I will open my heart time and time again. With every word of love, I add a twist of elephant skin. I know the consequences and pain that can be inflicted when I share the love that I feel. I'd like to say that I am prepared for any reaction but it is never true. My skin has grown thick and difficult to penetrate but my heart is always vulnerable. I know what love is; I know that my heart cannot be protected. It is designed to break so I can learn how much love I am capable of giving. A large heart is always prone to pain and suffering. When broken into pieces it can love through a small section. We can choose to love through a single beat, rather than risk a heart that is whole. To love through a single piece would be so much easier. However, if my heart is incomplete, then so am I. Lessened by my inability to give myself completely, I would be a fraction of who I am now.
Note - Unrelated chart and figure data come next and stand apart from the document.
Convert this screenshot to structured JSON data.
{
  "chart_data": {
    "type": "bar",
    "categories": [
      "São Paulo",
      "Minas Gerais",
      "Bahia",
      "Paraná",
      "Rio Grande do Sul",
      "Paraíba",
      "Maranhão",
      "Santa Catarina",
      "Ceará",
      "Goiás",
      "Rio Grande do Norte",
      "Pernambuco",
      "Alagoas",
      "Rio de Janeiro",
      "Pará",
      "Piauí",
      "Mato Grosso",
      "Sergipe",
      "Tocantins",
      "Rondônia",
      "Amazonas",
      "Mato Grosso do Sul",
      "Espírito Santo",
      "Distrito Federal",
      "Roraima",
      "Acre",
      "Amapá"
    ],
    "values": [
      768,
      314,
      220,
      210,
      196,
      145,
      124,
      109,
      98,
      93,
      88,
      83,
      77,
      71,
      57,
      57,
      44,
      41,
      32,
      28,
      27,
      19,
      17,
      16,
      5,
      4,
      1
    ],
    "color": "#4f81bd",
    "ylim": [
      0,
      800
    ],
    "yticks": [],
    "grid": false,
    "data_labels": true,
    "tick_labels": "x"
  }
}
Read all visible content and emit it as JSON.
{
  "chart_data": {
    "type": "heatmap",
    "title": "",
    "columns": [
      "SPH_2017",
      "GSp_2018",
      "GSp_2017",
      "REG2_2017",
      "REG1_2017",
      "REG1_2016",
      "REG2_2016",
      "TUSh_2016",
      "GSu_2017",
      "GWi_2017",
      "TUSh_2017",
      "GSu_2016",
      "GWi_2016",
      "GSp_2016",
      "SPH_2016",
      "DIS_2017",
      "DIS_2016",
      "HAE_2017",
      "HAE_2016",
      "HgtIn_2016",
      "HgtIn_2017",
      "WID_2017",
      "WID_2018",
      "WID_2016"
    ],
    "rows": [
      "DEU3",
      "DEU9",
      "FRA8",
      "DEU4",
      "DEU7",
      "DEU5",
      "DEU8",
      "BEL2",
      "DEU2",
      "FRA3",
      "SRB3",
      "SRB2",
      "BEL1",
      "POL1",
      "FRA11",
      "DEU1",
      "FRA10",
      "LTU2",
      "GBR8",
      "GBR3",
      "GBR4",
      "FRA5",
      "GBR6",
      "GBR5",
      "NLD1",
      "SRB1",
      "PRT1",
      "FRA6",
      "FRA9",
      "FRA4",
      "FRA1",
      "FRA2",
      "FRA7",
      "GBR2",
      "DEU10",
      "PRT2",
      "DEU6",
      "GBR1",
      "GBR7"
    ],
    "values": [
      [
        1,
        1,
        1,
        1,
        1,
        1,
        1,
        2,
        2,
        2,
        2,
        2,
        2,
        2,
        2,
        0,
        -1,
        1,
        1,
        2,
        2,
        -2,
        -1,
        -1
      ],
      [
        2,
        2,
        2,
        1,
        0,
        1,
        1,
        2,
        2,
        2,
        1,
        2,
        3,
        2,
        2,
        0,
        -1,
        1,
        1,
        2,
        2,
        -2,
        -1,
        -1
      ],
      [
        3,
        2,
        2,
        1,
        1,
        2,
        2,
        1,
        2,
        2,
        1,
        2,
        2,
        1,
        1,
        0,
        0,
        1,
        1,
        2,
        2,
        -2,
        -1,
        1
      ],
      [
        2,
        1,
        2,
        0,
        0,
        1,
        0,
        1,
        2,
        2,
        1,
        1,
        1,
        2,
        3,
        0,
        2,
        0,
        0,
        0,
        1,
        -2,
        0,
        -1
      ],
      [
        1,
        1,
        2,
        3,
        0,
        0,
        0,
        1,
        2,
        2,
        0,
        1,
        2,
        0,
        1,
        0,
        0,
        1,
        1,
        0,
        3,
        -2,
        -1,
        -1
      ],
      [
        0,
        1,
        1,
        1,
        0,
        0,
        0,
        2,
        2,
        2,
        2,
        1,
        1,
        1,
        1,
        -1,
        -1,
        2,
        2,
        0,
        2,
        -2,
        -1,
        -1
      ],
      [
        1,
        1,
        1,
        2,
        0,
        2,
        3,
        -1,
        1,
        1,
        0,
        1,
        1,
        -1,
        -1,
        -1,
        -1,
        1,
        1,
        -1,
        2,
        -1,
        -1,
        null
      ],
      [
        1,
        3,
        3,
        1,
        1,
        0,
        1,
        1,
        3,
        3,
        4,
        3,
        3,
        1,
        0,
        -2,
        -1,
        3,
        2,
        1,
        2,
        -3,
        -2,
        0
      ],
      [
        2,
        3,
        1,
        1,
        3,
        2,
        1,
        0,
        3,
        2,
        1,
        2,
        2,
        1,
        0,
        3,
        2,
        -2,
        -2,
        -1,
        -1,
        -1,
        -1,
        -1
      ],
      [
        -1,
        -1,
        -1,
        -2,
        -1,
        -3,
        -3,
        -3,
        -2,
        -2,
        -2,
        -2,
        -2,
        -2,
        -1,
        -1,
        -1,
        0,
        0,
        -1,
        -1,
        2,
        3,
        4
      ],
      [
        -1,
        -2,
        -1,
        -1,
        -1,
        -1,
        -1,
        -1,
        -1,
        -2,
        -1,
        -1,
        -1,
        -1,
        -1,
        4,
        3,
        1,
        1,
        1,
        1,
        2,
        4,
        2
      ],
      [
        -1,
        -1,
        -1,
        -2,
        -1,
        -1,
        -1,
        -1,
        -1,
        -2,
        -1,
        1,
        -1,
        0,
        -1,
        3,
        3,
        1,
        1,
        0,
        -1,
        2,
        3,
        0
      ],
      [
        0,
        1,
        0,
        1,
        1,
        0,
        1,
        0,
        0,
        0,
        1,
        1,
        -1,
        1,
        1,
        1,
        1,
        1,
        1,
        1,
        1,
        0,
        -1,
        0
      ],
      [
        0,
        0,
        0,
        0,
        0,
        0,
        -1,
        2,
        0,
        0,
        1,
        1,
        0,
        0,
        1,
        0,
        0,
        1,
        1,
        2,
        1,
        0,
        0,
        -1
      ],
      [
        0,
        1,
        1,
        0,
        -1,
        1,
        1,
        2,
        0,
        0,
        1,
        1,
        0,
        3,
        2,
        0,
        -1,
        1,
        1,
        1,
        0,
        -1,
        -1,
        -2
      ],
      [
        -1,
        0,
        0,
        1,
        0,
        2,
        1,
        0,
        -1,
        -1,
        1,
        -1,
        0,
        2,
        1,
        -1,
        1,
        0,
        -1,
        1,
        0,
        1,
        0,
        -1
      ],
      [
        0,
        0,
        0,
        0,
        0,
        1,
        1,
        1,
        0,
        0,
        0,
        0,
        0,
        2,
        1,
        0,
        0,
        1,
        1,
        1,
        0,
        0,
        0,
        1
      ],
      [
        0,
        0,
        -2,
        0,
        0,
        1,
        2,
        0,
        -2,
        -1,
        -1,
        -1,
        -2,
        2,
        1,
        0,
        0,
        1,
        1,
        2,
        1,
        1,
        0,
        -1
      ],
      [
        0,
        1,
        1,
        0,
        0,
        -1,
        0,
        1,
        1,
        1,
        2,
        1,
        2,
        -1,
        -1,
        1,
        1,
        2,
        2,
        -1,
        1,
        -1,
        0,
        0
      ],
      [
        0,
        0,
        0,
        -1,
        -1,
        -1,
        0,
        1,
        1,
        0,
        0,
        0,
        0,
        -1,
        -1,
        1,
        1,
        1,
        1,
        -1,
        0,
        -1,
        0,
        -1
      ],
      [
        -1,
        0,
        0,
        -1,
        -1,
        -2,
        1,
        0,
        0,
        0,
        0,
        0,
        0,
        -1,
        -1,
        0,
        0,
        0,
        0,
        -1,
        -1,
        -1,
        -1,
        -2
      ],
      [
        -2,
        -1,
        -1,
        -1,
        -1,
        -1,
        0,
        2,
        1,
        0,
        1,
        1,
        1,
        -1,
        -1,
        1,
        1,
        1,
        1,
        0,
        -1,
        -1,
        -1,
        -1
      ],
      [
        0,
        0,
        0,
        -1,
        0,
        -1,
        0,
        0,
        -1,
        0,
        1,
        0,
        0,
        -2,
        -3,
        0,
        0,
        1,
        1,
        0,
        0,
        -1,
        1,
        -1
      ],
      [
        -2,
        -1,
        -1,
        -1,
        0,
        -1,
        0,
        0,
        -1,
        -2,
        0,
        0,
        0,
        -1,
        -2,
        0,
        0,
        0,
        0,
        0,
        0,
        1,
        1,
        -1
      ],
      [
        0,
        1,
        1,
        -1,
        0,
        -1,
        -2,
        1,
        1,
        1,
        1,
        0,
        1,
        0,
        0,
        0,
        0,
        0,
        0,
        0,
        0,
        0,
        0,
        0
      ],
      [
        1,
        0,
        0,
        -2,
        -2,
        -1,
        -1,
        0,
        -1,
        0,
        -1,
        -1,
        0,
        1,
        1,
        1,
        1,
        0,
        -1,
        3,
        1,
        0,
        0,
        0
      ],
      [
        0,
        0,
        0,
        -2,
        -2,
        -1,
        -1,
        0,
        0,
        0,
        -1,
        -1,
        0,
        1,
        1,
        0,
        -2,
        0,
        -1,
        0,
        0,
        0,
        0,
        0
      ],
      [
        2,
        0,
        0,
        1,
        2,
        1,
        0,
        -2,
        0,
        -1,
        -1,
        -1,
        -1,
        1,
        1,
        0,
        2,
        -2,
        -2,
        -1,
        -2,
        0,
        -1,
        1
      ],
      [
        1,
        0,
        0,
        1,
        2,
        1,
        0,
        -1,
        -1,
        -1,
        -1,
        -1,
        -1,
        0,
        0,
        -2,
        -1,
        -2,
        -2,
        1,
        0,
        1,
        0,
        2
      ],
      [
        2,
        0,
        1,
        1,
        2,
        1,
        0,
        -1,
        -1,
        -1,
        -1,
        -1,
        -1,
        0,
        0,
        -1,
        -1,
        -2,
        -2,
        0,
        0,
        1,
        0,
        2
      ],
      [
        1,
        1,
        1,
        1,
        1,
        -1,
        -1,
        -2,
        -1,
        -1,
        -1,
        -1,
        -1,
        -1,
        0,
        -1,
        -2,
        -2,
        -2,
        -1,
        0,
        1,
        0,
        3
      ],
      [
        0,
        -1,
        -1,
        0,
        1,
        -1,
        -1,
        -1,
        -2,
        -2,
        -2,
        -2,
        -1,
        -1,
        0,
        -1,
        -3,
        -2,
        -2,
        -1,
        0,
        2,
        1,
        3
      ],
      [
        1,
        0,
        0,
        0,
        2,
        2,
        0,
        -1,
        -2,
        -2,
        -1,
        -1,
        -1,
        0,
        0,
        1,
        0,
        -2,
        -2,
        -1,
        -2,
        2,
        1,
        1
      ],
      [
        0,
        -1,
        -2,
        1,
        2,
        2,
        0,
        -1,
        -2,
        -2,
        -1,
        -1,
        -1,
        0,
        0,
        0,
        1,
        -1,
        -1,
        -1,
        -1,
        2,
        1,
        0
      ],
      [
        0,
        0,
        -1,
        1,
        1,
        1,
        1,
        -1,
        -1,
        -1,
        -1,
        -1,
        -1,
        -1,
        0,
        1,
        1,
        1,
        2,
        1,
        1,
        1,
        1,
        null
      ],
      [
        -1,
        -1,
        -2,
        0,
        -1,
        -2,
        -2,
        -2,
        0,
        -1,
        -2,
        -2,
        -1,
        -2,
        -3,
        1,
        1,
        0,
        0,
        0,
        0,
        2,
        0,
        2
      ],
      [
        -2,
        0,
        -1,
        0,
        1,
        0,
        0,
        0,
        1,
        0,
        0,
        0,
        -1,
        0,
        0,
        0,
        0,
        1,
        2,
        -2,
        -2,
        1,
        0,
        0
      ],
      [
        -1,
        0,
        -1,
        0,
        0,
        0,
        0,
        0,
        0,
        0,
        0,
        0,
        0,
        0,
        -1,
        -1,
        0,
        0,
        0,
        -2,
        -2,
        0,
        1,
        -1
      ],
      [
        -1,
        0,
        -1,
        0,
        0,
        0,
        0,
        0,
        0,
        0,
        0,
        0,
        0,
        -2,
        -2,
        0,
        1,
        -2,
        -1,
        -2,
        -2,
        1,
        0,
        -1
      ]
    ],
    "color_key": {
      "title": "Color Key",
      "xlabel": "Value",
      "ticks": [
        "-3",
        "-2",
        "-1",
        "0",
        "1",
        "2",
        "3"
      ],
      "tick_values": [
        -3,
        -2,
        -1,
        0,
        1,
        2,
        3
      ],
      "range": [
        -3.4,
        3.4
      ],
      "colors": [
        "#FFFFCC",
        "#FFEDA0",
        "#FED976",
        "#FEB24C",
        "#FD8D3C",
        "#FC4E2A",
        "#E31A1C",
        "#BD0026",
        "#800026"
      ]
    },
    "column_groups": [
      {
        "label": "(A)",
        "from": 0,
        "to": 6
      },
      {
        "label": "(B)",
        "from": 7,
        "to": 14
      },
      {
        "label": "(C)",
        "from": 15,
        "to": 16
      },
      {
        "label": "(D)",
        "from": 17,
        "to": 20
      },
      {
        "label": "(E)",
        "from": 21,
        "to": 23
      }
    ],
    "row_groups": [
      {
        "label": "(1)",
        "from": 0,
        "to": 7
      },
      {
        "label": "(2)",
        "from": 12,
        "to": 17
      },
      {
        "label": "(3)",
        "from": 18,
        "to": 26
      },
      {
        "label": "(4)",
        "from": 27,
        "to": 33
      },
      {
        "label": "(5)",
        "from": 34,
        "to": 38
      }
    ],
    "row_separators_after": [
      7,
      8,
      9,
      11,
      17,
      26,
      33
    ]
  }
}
I look at my heart and it is still whole, despite its experiences of attempted mutilation. My heart is strong and I have no desire for it to change. It can experience pain and suffering but I will not allow it to break. I like the person who I am when my heart is whole. I feel proud that I will not compromise my feelings and risk hurting another. My heart will not break and it will not change. I am whole and that is important. I believe that it is a good aim in life to be the best that you can be. It is something that allows space for all of your strengths and weaknesses. I would measure success by how much love I am capable of giving. I don't see how it could be understood in any other way. Everything is pushed into insignificance when measured against the importance of love. You need to ask how much love you are capable of giving because the answer will reveal how much love you can be. Sometimes we need others to break our hearts so we can have an excuse for not risking a heart that is whole and complete. In reality, other people cannot break your heart. They cannot shatter the core of your being; your heart is a part of you. It can only be broken from within.
I no longer wish to play this game where my heart is attacked and then I allow it to break in order to minimize the pain. Give me all that you have, every cruel word and thoughtless act. I will not change who I am. Aim for my heart and attempt to break it because you do not have that power. I may cry and become filled with sorrow. At times the pain may feel all-consuming. I will allow myself to experience it without it changing who I am.